Atomic operations as building blocks

Atomic loads, stores, and RMW operations are the building blocks for every single concurrency tool. It is useful to split those tools into two camps: blocking and lockless.

Blocking synchronization methods are generally easier to understand, but they can cause threads to pause for unpredictable durations. Take a mutex as an example: it requires threads to access shared data sequentially. If a thread locks the mutex and another attempts to lock it too, the second thread must wait, or block, until the first one unlocks it, regardless of the wait time. Additionally, blocking mechanisms are prone to deadlock and livelock, issues that lead to the system becoming immobilized as threads perpetually wait on each other.

In contrast, lockless synchronization methods ensure that the program is always making forward progress. These are non-blocking since no thread can cause another to wait indefinitely. Consider a program that streams audio, or an embedded system where a sensor triggers an interrupt service routine (ISR) when new data arrives. We want lock-free algorithms and data structures in these situations, since blocking could break them. (In the first case, the user’s audio will begin to stutter if sound data is not provided at the bitrate it is consumed. In the second, subsequent sensor inputs could be missed if the ISR does not complete as quickly as possible.)
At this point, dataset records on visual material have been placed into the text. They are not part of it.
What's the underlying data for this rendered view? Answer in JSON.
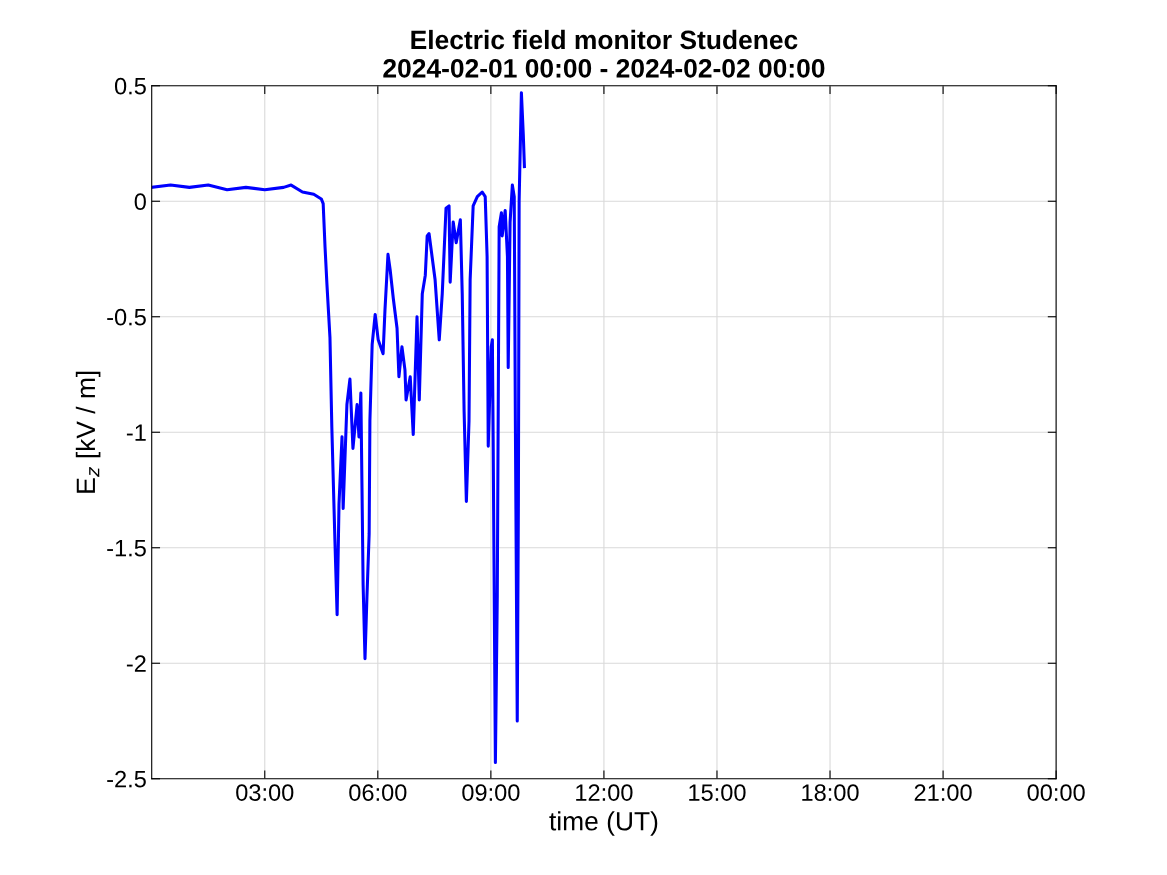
{
  "chart_data": {
    "type": "line",
    "title": "Electric field monitor Studenec\n2024-02-01 00:00 - 2024-02-02 00:00",
    "xlabel": "time (UT)",
    "ylabel": "E$_{z}$ [kV / m]",
    "xlim": [
      0,
      24
    ],
    "xticks": [
      {
        "value": 3,
        "label": "03:00"
      },
      {
        "value": 6,
        "label": "06:00"
      },
      {
        "value": 9,
        "label": "09:00"
      },
      {
        "value": 12,
        "label": "12:00"
      },
      {
        "value": 15,
        "label": "15:00"
      },
      {
        "value": 18,
        "label": "18:00"
      },
      {
        "value": 21,
        "label": "21:00"
      },
      {
        "value": 24,
        "label": "00:00"
      }
    ],
    "ylim": [
      -2.5,
      0.5
    ],
    "yticks": [
      {
        "value": -2.5,
        "label": "-2.5"
      },
      {
        "value": -2,
        "label": "-2"
      },
      {
        "value": -1.5,
        "label": "-1.5"
      },
      {
        "value": -1,
        "label": "-1"
      },
      {
        "value": -0.5,
        "label": "-0.5"
      },
      {
        "value": 0,
        "label": "0"
      },
      {
        "value": 0.5,
        "label": "0.5"
      }
    ],
    "grid": true,
    "marker": "none",
    "line_style": "solid",
    "series": [
      {
        "color": "#0000ff",
        "x": [
          0,
          0.5,
          1,
          1.5,
          2,
          2.5,
          3,
          3.5,
          3.7,
          4,
          4.3,
          4.5,
          4.55,
          4.6,
          4.65,
          4.73,
          4.78,
          4.86,
          4.92,
          4.97,
          5.05,
          5.08,
          5.18,
          5.26,
          5.34,
          5.45,
          5.5,
          5.55,
          5.58,
          5.61,
          5.66,
          5.71,
          5.77,
          5.79,
          5.85,
          5.93,
          6.01,
          6.14,
          6.19,
          6.25,
          6.27,
          6.33,
          6.41,
          6.51,
          6.56,
          6.64,
          6.72,
          6.75,
          6.86,
          6.94,
          7.04,
          7.1,
          7.18,
          7.26,
          7.31,
          7.36,
          7.44,
          7.52,
          7.63,
          7.71,
          7.81,
          7.89,
          7.92,
          8.0,
          8.08,
          8.19,
          8.24,
          8.29,
          8.35,
          8.42,
          8.45,
          8.53,
          8.64,
          8.77,
          8.85,
          8.9,
          8.93,
          9.01,
          9.04,
          9.06,
          9.12,
          9.17,
          9.22,
          9.28,
          9.3,
          9.38,
          9.44,
          9.46,
          9.51,
          9.57,
          9.62,
          9.65,
          9.7,
          9.73,
          9.75,
          9.81,
          9.86,
          9.89
        ],
        "values": [
          0.06,
          0.07,
          0.06,
          0.07,
          0.05,
          0.06,
          0.05,
          0.06,
          0.07,
          0.04,
          0.03,
          0.01,
          -0.01,
          -0.2,
          -0.36,
          -0.59,
          -0.98,
          -1.46,
          -1.79,
          -1.31,
          -1.02,
          -1.33,
          -0.88,
          -0.77,
          -1.07,
          -0.88,
          -1.02,
          -0.83,
          -1.24,
          -1.66,
          -1.98,
          -1.72,
          -1.44,
          -0.95,
          -0.62,
          -0.49,
          -0.6,
          -0.66,
          -0.47,
          -0.29,
          -0.23,
          -0.3,
          -0.42,
          -0.55,
          -0.76,
          -0.63,
          -0.73,
          -0.86,
          -0.76,
          -1.01,
          -0.5,
          -0.86,
          -0.4,
          -0.32,
          -0.15,
          -0.14,
          -0.24,
          -0.34,
          -0.6,
          -0.4,
          -0.03,
          -0.02,
          -0.35,
          -0.09,
          -0.18,
          -0.08,
          -0.4,
          -0.91,
          -1.3,
          -0.95,
          -0.34,
          -0.02,
          0.02,
          0.04,
          0.02,
          -0.24,
          -1.06,
          -0.63,
          -0.6,
          -1.02,
          -2.43,
          -1.71,
          -0.11,
          -0.05,
          -0.15,
          -0.04,
          -0.24,
          -0.72,
          -0.09,
          0.07,
          0.02,
          -0.95,
          -2.25,
          -1.31,
          0.0,
          0.47,
          0.29,
          0.15
        ]
      }
    ]
  }
}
Lockless algorithms are not inherently superior or quicker than blocking ones; they serve different purposes with their own design philosophies. Additionally, the mere use of atomic operations does not render algorithms lock-free. For example, our basic spinlock discussed in test and set is still considered a blocking algorithm even though it eschews OS-specific syscalls for making the blocked thread sleep. Putting a blocked thread to sleep is often an optimization, allowing the operating system’s scheduler to allocate CPU resources to active threads until the blocked one is revived. Some concurrency libraries even introduce hybrid locks that combine brief spinning with sleeping to balance CPU usage and context-switching overheads.

Both blocking and lockless approaches have their place in software development. When performance is a key consideration, it is crucial to profile your application. The performance impact varies with numerous factors, such as thread count and CPU architecture specifics. Balancing complexity and performance is essential in concurrency, a domain fraught with challenges.